When manipulating a PostgreSQL database from Python, psycopg2 is the most widely used library. It comprehensively supports PostgreSQL features and is known for being fast and robust.
A distinct difference from other drivers like MySQLdb is its powerful feature that automatically converts (adapts) Python tuples and lists into SQL arrays or lists for IN clauses.
Here, I will explain how to manage connection settings and how to retrieve data using list data in conditions.
Library Installation
For development environments and general use, it is recommended to install psycopg2-binary, which includes pre-built binaries.
pip install psycopg2-binary
Executable Sample Code
The following code assumes an order management system for an e-commerce site. It extracts data for “orders over a certain amount” and “within specific delivery region codes.”
A key feature of psycopg2 is that for the SQL IN clause, you can simply pass a Python tuple to a single placeholder %s, and it will automatically expand into the correct SQL syntax (there is no need to manually increase placeholders using string manipulation).
import psycopg2
import os
# Connection settings
# In production, it is recommended to load these from environment variables or a config file
DB_CONFIG = {
"user": "order_manager",
"password": "secure_db_password",
"host": "localhost",
"port": "5432",
"dbname": "ec_system"
}
def main():
# Search criteria
# Amount is 5000 or more, AND region code is one of 'TK', 'OS', 'NG'
min_amount = 5000
target_regions = ('TK', 'OS', 'NG')
# Constructing SQL
# In psycopg2, the content of the IN clause can be represented by a single %s
sql = """
SELECT
order_id,
customer_name,
amount,
region_code,
order_date
FROM
orders
WHERE
amount > %s
AND region_code IN %s
"""
print(f"Connecting to database: {DB_CONFIG['dbname']}...")
try:
# Database connection
# Unpack the dictionary and pass it as arguments
with psycopg2.connect(**DB_CONFIG) as conn:
# Getting the cursor
with conn.cursor() as cur:
# Execute SQL
# The second argument is passed as a tuple.
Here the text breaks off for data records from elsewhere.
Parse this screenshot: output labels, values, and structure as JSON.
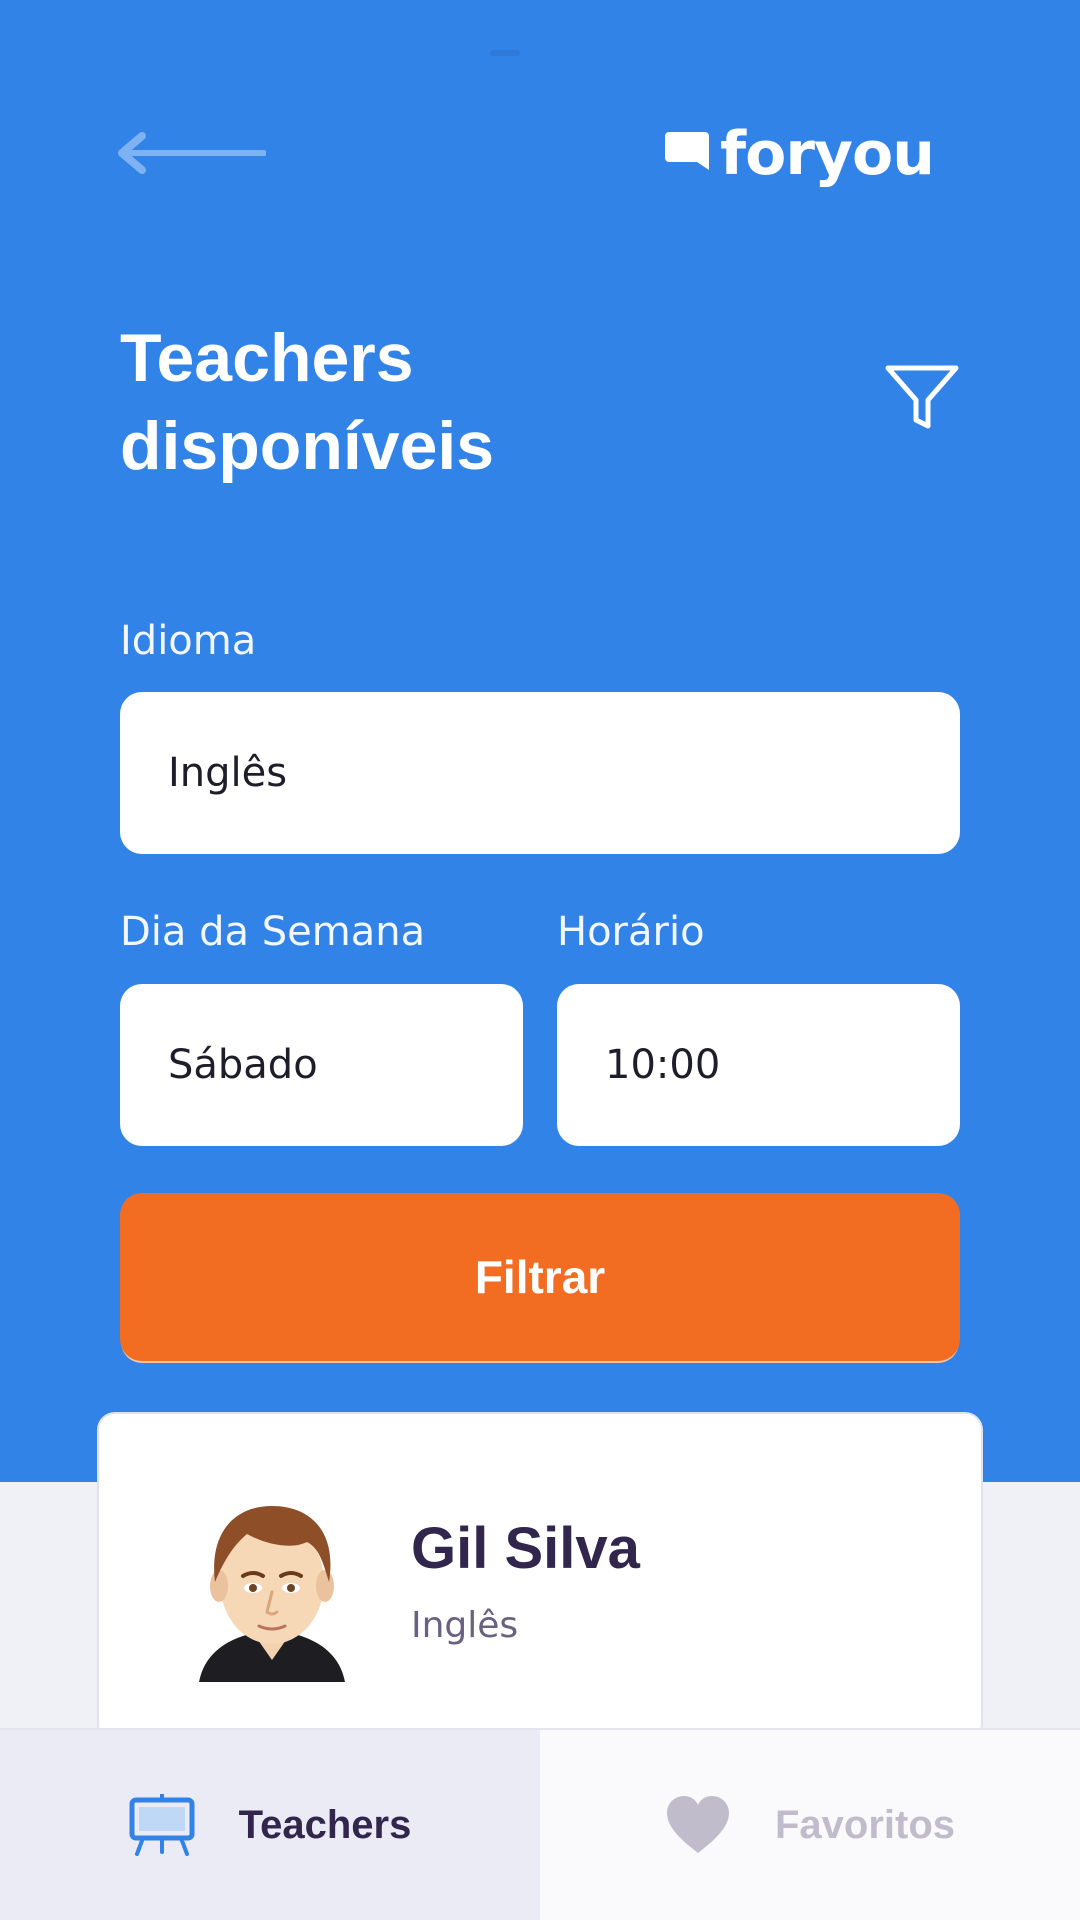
{
  "header": {
    "logo_text": "foryou",
    "title_line1": "Teachers",
    "title_line2": "disponíveis"
  },
  "filters": {
    "idioma_label": "Idioma",
    "idioma_value": "Inglês",
    "dia_label": "Dia da Semana",
    "dia_value": "Sábado",
    "horario_label": "Horário",
    "horario_value": "10:00",
    "button_label": "Filtrar"
  },
  "teacher": {
    "name": "Gil Silva",
    "subject": "Inglês"
  },
  "tabs": [
    {
      "label": "Teachers",
      "icon": "easel-icon",
      "active": true
    },
    {
      "label": "Favoritos",
      "icon": "heart-icon",
      "active": false
    }
  ],
  "colors": {
    "primary": "#3183E8",
    "accent": "#F26C21",
    "text_dark": "#32264D",
    "text_muted": "#C1BCCC"
  }
}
# target_regions (tuple) itself corresponds to the second %s.
cur.execute(sql, (min_amount, target_regions))
# Fetch results
rows = cur.fetchall()
# Display results
print(f"\nHit Count: {len(rows)}")
print("-" * 40)
for row in rows:
# row is a tuple (order_id, name, amount, region, date)
print(f"ID: {row[0]} | Amount: {row[2]} | Region: {row[3]}")
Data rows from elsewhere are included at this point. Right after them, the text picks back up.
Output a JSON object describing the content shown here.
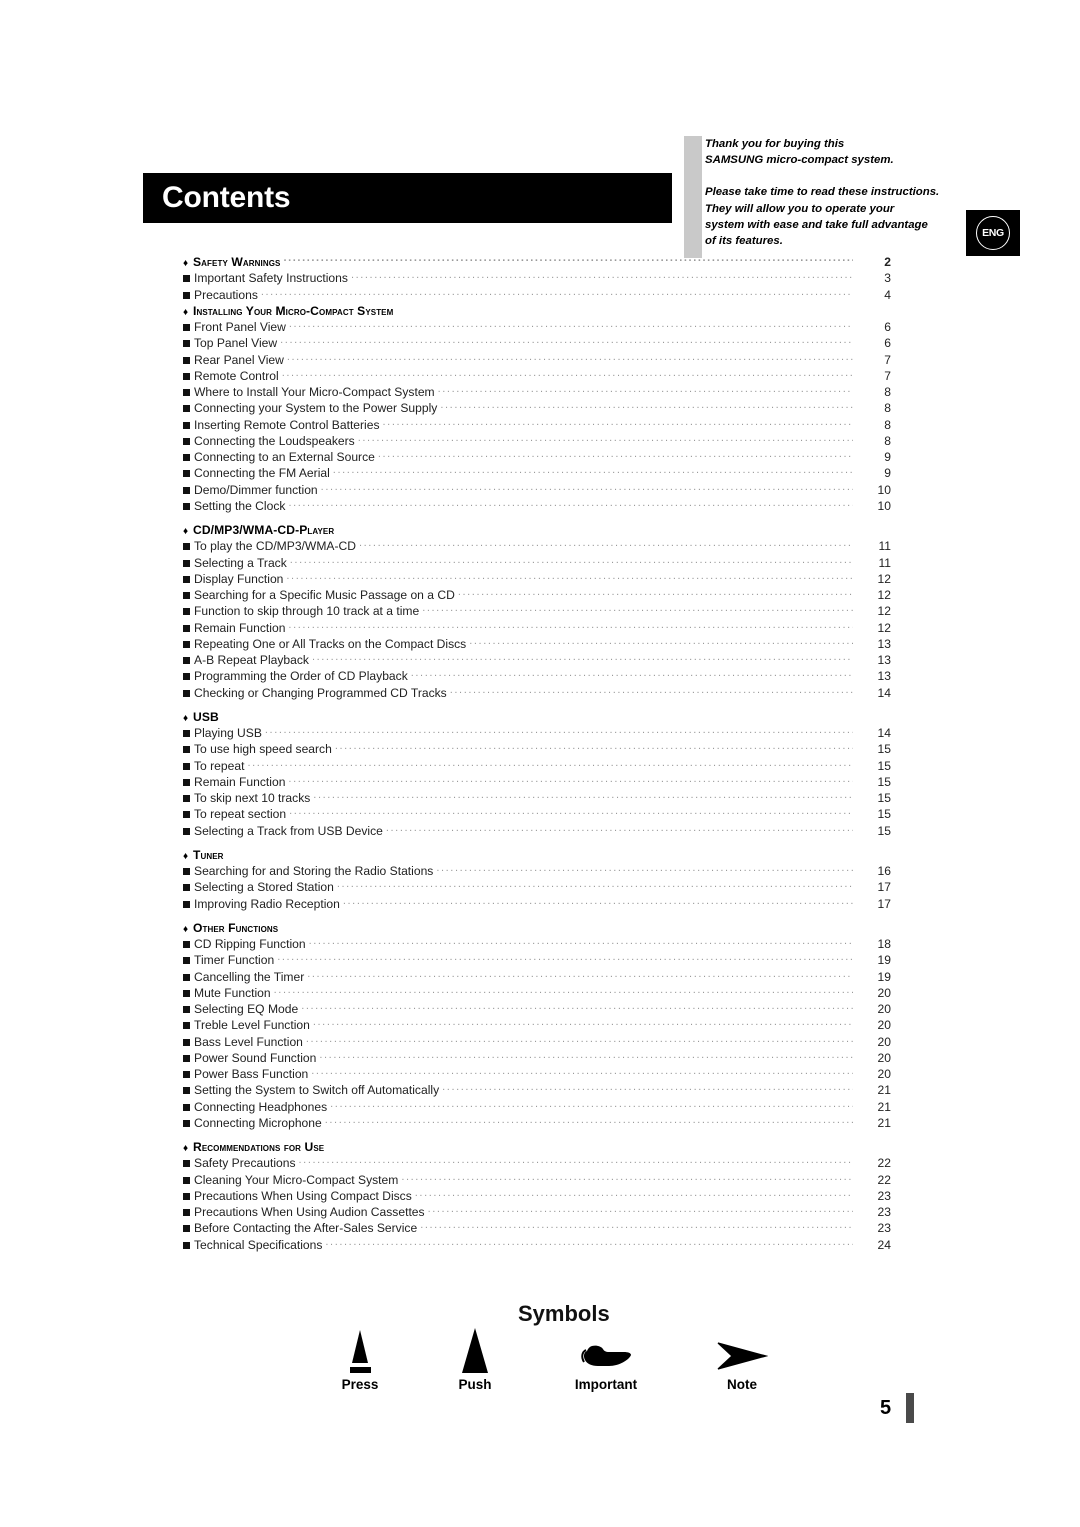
{
  "header": {
    "title": "Contents",
    "language_badge": "ENG"
  },
  "thanks": {
    "paragraph1": [
      "Thank you for buying this",
      "SAMSUNG micro-compact system."
    ],
    "paragraph2": [
      "Please take time to read these instructions.",
      "They will allow you to operate your",
      "system with ease and take full advantage",
      "of its features."
    ]
  },
  "toc": [
    {
      "type": "section",
      "label": "Safety Warnings",
      "page": "2"
    },
    {
      "type": "item",
      "label": "Important Safety Instructions",
      "page": "3"
    },
    {
      "type": "item",
      "label": "Precautions",
      "page": "4"
    },
    {
      "type": "section",
      "label": "Installing Your Micro-Compact System",
      "page": ""
    },
    {
      "type": "item",
      "label": "Front Panel View",
      "page": "6"
    },
    {
      "type": "item",
      "label": "Top Panel View",
      "page": "6"
    },
    {
      "type": "item",
      "label": "Rear Panel View",
      "page": "7"
    },
    {
      "type": "item",
      "label": "Remote Control",
      "page": "7"
    },
    {
      "type": "item",
      "label": "Where to Install Your Micro-Compact System",
      "page": "8"
    },
    {
      "type": "item",
      "label": "Connecting your System to the Power Supply",
      "page": "8"
    },
    {
      "type": "item",
      "label": "Inserting Remote Control Batteries",
      "page": "8"
    },
    {
      "type": "item",
      "label": "Connecting the Loudspeakers",
      "page": "8"
    },
    {
      "type": "item",
      "label": "Connecting to an External Source",
      "page": "9"
    },
    {
      "type": "item",
      "label": "Connecting the FM Aerial",
      "page": "9"
    },
    {
      "type": "item",
      "label": "Demo/Dimmer function",
      "page": "10"
    },
    {
      "type": "item",
      "label": "Setting the Clock",
      "page": "10"
    },
    {
      "type": "spacer"
    },
    {
      "type": "section",
      "label": "CD/MP3/WMA-CD-Player",
      "page": ""
    },
    {
      "type": "item",
      "label": "To play the CD/MP3/WMA-CD",
      "page": "11"
    },
    {
      "type": "item",
      "label": "Selecting a Track",
      "page": "11"
    },
    {
      "type": "item",
      "label": "Display Function",
      "page": "12"
    },
    {
      "type": "item",
      "label": "Searching for a Specific Music Passage on a CD",
      "page": "12"
    },
    {
      "type": "item",
      "label": "Function to skip through 10 track at a time",
      "page": "12"
    },
    {
      "type": "item",
      "label": "Remain Function",
      "page": "12"
    },
    {
      "type": "item",
      "label": "Repeating One or All Tracks on the Compact Discs",
      "page": "13"
    },
    {
      "type": "item",
      "label": "A-B Repeat Playback",
      "page": "13"
    },
    {
      "type": "item",
      "label": "Programming the Order of CD Playback",
      "page": "13"
    },
    {
      "type": "item",
      "label": "Checking or Changing Programmed CD Tracks",
      "page": "14"
    },
    {
      "type": "spacer"
    },
    {
      "type": "section",
      "label": "USB",
      "page": ""
    },
    {
      "type": "item",
      "label": "Playing USB",
      "page": "14"
    },
    {
      "type": "item",
      "label": "To use high speed search",
      "page": "15"
    },
    {
      "type": "item",
      "label": "To repeat",
      "page": "15"
    },
    {
      "type": "item",
      "label": "Remain Function",
      "page": "15"
    },
    {
      "type": "item",
      "label": "To skip next 10 tracks",
      "page": "15"
    },
    {
      "type": "item",
      "label": "To repeat section",
      "page": "15"
    },
    {
      "type": "item",
      "label": "Selecting a Track from USB Device",
      "page": "15"
    },
    {
      "type": "spacer"
    },
    {
      "type": "section",
      "label": "Tuner",
      "page": ""
    },
    {
      "type": "item",
      "label": "Searching for and Storing the Radio Stations",
      "page": "16"
    },
    {
      "type": "item",
      "label": "Selecting a Stored Station",
      "page": "17"
    },
    {
      "type": "item",
      "label": " Improving Radio Reception",
      "page": "17"
    },
    {
      "type": "spacer"
    },
    {
      "type": "section",
      "label": "Other Functions",
      "page": ""
    },
    {
      "type": "item",
      "label": "CD Ripping Function",
      "page": "18"
    },
    {
      "type": "item",
      "label": "Timer Function",
      "page": "19"
    },
    {
      "type": "item",
      "label": "Cancelling the Timer",
      "page": "19"
    },
    {
      "type": "item",
      "label": "Mute Function",
      "page": "20"
    },
    {
      "type": "item",
      "label": "Selecting EQ  Mode",
      "page": "20"
    },
    {
      "type": "item",
      "label": "Treble Level Function",
      "page": "20"
    },
    {
      "type": "item",
      "label": "Bass Level Function",
      "page": "20"
    },
    {
      "type": "item",
      "label": "Power Sound Function",
      "page": "20"
    },
    {
      "type": "item",
      "label": "Power Bass Function",
      "page": "20"
    },
    {
      "type": "item",
      "label": "Setting the System to Switch off Automatically",
      "page": "21"
    },
    {
      "type": "item",
      "label": "Connecting Headphones",
      "page": "21"
    },
    {
      "type": "item",
      "label": "Connecting Microphone",
      "page": "21"
    },
    {
      "type": "spacer"
    },
    {
      "type": "section",
      "label": "Recommendations for Use",
      "page": ""
    },
    {
      "type": "item",
      "label": "Safety Precautions",
      "page": "22"
    },
    {
      "type": "item",
      "label": "Cleaning Your Micro-Compact System",
      "page": "22"
    },
    {
      "type": "item",
      "label": "Precautions When Using Compact Discs",
      "page": "23"
    },
    {
      "type": "item",
      "label": "Precautions When Using Audion Cassettes",
      "page": "23"
    },
    {
      "type": "item",
      "label": "Before Contacting the After-Sales Service",
      "page": "23"
    },
    {
      "type": "item",
      "label": "Technical Specifications",
      "page": "24"
    }
  ],
  "symbols": {
    "title": "Symbols",
    "items": [
      {
        "icon": "press-triangle-bar-icon",
        "caption": "Press"
      },
      {
        "icon": "push-triangle-icon",
        "caption": "Push"
      },
      {
        "icon": "pointing-hand-icon",
        "caption": "Important"
      },
      {
        "icon": "arrowhead-icon",
        "caption": "Note"
      }
    ]
  },
  "footer": {
    "page_number": "5"
  }
}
except psycopg2.Error as e:
print(f"Database error: {e.pgcode} - {e.pgerror}")
except Exception as e:
print(f"System error: {e}")
if __name__ == "__main__":
main()
Explanation of Key Code Points
1. Dictionary Management of Connection Parameters
Using dictionary unpacking like psycopg2.connect(**DB_CONFIG) improves code readability. The default port for PostgreSQL is 5432.
2. Context Manager (with Syntax)
By using with psycopg2.connect(...) as conn: and with conn.cursor() as cur:, the connection and cursor are automatically closed when processing ends or an exception occurs, preventing resource leaks.
Additionally, when exiting the conn with block, the transaction is automatically committed if there are no exceptions, and rolled back if an exception occurs.
3. Passing Tuples to the IN Clause (Important)
In other drivers like MySQLdb, you must prepare placeholders corresponding to the number of elements in the list (e.g., %s, %s, ...). However, psycopg2 automatically converts a Python tuple into the SQL list representation (item1, item2, ...).
- SQL side:
IN %s(Only one placeholder) - Parameter side:
(val1, ('A', 'B', 'C'))
Just by writing it this way, SQL like IN ('A', 'B', 'C') is generated internally. This allows you to execute queries very efficiently and safely.